Chegara a Tilford, habitada pelo que pude ver, por um único homem e em cujo olhar espantado pude ler, melhor do que o faria num livro, a sua admiração por me ver ali. Após ter ultrapassado uma nova colina, palmilhei uma estrada onde a chuva e o vento desencadearam um último e violento ataque contra mim. Salt está enganado ao pensar que vive em Tilford, pois, de facto, vive muito para além da vila. Eu já estava a ponto de voltar para trás afim de aproveitar o resto da resistência de que ainda dispunha, para regressar a Londres, quando ouvi um grito de Salt «Ele aí vem!», e o meu amigo veio receber-me, satisfeitíssimo, como se eu tivesse surgido fresco e sorridente. Em menos tempo do que leva a descrever, as minhas roupas fumegavam na cozinha e eu, metido num fato pertencente ao cunhado de Salt, um poeta prometedor cuja figura é um tanto ou quanto diferente da minha, enchia o estômago com as últimas descobertas do meu hospedeiro, na fungologia local.

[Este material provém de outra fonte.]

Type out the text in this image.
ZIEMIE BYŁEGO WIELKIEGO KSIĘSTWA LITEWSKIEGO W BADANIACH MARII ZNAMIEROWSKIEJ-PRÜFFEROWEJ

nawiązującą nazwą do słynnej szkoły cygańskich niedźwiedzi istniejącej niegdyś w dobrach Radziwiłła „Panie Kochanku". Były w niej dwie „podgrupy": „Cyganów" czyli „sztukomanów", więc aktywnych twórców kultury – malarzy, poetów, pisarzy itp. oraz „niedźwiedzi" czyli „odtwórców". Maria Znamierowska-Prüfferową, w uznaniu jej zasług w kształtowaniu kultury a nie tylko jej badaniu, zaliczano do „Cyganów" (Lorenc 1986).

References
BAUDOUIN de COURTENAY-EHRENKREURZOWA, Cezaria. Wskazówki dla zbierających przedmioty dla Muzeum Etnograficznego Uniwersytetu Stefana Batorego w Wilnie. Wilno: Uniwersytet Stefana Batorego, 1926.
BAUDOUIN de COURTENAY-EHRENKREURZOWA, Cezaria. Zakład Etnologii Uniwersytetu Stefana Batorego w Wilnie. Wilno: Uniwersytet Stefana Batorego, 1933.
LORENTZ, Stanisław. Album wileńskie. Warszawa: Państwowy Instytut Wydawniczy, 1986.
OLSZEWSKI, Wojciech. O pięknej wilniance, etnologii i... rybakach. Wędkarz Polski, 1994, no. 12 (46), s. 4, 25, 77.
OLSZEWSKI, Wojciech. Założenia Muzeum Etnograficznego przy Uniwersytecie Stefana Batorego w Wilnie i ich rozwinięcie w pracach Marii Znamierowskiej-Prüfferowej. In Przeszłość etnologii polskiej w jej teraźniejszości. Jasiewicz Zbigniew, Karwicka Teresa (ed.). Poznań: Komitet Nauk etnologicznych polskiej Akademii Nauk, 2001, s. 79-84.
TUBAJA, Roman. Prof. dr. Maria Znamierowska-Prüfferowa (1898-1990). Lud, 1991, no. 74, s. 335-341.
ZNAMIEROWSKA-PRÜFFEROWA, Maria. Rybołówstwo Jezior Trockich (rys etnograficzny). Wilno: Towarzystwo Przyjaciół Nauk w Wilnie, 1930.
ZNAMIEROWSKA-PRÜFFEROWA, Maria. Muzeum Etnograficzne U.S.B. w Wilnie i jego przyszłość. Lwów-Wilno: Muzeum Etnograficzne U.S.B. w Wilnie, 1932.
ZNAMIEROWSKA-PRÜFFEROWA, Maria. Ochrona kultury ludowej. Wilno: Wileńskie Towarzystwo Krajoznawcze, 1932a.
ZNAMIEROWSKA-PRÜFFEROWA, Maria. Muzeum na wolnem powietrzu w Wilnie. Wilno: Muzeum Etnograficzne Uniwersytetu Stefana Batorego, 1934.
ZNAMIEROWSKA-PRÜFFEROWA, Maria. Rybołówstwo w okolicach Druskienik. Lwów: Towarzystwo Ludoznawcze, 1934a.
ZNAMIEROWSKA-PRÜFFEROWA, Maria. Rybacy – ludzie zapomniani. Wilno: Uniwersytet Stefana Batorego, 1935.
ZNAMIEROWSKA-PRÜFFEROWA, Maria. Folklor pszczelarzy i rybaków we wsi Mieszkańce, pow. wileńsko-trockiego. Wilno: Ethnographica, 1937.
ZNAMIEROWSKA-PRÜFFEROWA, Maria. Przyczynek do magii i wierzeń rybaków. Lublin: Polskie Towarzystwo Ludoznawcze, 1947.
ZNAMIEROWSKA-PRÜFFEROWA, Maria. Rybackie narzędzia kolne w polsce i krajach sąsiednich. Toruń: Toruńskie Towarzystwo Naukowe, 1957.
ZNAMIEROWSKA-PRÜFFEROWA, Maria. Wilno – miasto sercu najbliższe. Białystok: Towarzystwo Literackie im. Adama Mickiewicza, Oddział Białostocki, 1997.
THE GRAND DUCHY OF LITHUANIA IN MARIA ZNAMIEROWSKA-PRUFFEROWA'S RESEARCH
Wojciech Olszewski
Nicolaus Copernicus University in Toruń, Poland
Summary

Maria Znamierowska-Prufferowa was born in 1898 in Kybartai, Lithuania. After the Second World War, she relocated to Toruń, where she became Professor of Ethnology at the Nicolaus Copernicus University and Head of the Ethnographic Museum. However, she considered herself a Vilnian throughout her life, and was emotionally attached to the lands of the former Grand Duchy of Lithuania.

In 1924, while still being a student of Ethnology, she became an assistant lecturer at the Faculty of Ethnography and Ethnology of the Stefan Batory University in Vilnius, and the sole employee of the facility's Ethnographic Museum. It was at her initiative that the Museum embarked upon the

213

As minhas roupas secaram rapidamente. De tarde, ao envergá-las de novo, observei que embora tivessem encolhido umas duas polegadas, estavam quentes e enxutas. Apesar disso, fartei-me de espirrar e Mrs. Salt, na mais amável das intenções, foi buscar uma garrafa de espírito de cânfora. Não familiarizado com a violenta natureza deste remédio, engoli, descuidado, uma colher de sopa cheia. Senti-me morrer, mas tive a alegria, após ter voltado a respirar, de saber que, certamente, o bacilo da gripe não sobrevivera. Como a chuva já cessara de cair, fomos dar um passeio e seguimos por uma estrada que serpenteava por umas colinas lembrando montões de turfa molhada, sob o céu cinzento. De vez em quando, atravessávamos planaltos onde a lama era substituída por areia movediça e tojo, já secos pelo vento agreste que soprava do mar do Norte. O Lago Frensham, como um enorme depósito de abastecimento público de água, desnudado de maquinaria, jazia a sotavento e a sua superfície enrugava-se de um extremo a outro, a cada aguaceiro. Simpatizei com ele e olhei furtivamente para Salt para ver se a inefável tristeza daquele espectáculo não o envergonhava. Mas o meu amigo já estava habituado a tudo aquilo e quando chegámos a casa, começou a planear um passeio para a manhã seguinte, até Hindhead. Só a simples sugestão de novo passeio trouxe-me um desejo irreprimível de espirrar. Não obstante, neguei-me com firmeza, a tomar mais cânfora, e Mrs. Salt ministrou-me em sua substituição, uma vulgar geleia preta com água a ferver que eu ingeri de boa vontade.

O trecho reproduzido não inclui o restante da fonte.